Edelson argues that the supposed injunctive relief of new NCAA concussion guidelines are already in place and cites the NCAA’s claim that those changes were not a result of this litigation. The objection states that approximately 262,000 athletes in non-contact sports had no representation in negotiations. The settlement describes some safety requirements for NCAA contact sports -- football, lacrosse, wrestling, ice hockey, field hockey, soccer and basketball -- moving forward.

Because of that language, “the majority of student-athletes are having their rights traded away for basically nothing, while the select student-athletes who play sports within the Settlement’s narrow definition of ‘Contact Sports’ receive a promise from the NCAA to recommend to its member institutions that they pass guidelines already in effect,” Edelson wrote.

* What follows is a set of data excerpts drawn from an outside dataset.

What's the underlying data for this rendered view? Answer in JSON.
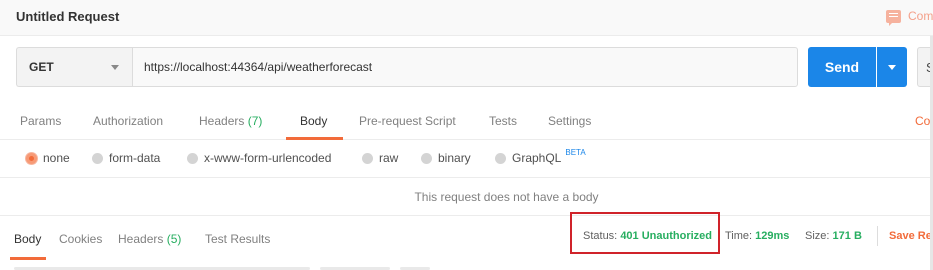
{
  "title_bar": {
    "title": "Untitled Request",
    "comments_label": "Com"
  },
  "request": {
    "method": "GET",
    "url": "https://localhost:44364/api/weatherforecast",
    "send_label": "Send",
    "save_label": "S"
  },
  "request_tabs": [
    {
      "label": "Params",
      "count": ""
    },
    {
      "label": "Authorization",
      "count": ""
    },
    {
      "label": "Headers",
      "count": "(7)"
    },
    {
      "label": "Body",
      "count": ""
    },
    {
      "label": "Pre-request Script",
      "count": ""
    },
    {
      "label": "Tests",
      "count": ""
    },
    {
      "label": "Settings",
      "count": ""
    }
  ],
  "active_request_tab": "Body",
  "cookies_link": "Coo",
  "body_types": [
    {
      "label": "none",
      "selected": true
    },
    {
      "label": "form-data",
      "selected": false
    },
    {
      "label": "x-www-form-urlencoded",
      "selected": false
    },
    {
      "label": "raw",
      "selected": false
    },
    {
      "label": "binary",
      "selected": false
    },
    {
      "label": "GraphQL",
      "selected": false,
      "badge": "BETA"
    }
  ],
  "no_body_message": "This request does not have a body",
  "response_tabs": [
    {
      "label": "Body",
      "count": ""
    },
    {
      "label": "Cookies",
      "count": ""
    },
    {
      "label": "Headers",
      "count": "(5)"
    },
    {
      "label": "Test Results",
      "count": ""
    }
  ],
  "active_response_tab": "Body",
  "response_meta": {
    "status_label": "Status:",
    "status_value": "401 Unauthorized",
    "time_label": "Time:",
    "time_value": "129ms",
    "size_label": "Size:",
    "size_value": "171 B",
    "save_response_label": "Save Re"
  },
  "colors": {
    "accent": "#f26b3a",
    "primary": "#1b86e8",
    "success": "#27ae60",
    "highlight_box": "#d0232a"
  },
  "icons": [
    "comment-icon",
    "chevron-down-icon",
    "radio-icon"
  ]
}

An expert report in the settlement states the risk of CTE symptoms in NCAA contact sports other than football is one-and-a-half times higher than the general population.

Edelson’s objection was submitted by seven law firms, including Clifford Law Offices in Chicago. That firm is led by high-profile, personal-injury attorney Bob Clifford, whose office has represented families of plane crash victims for 30 years.

Lee will hold another settlement hearing on Sept. 19.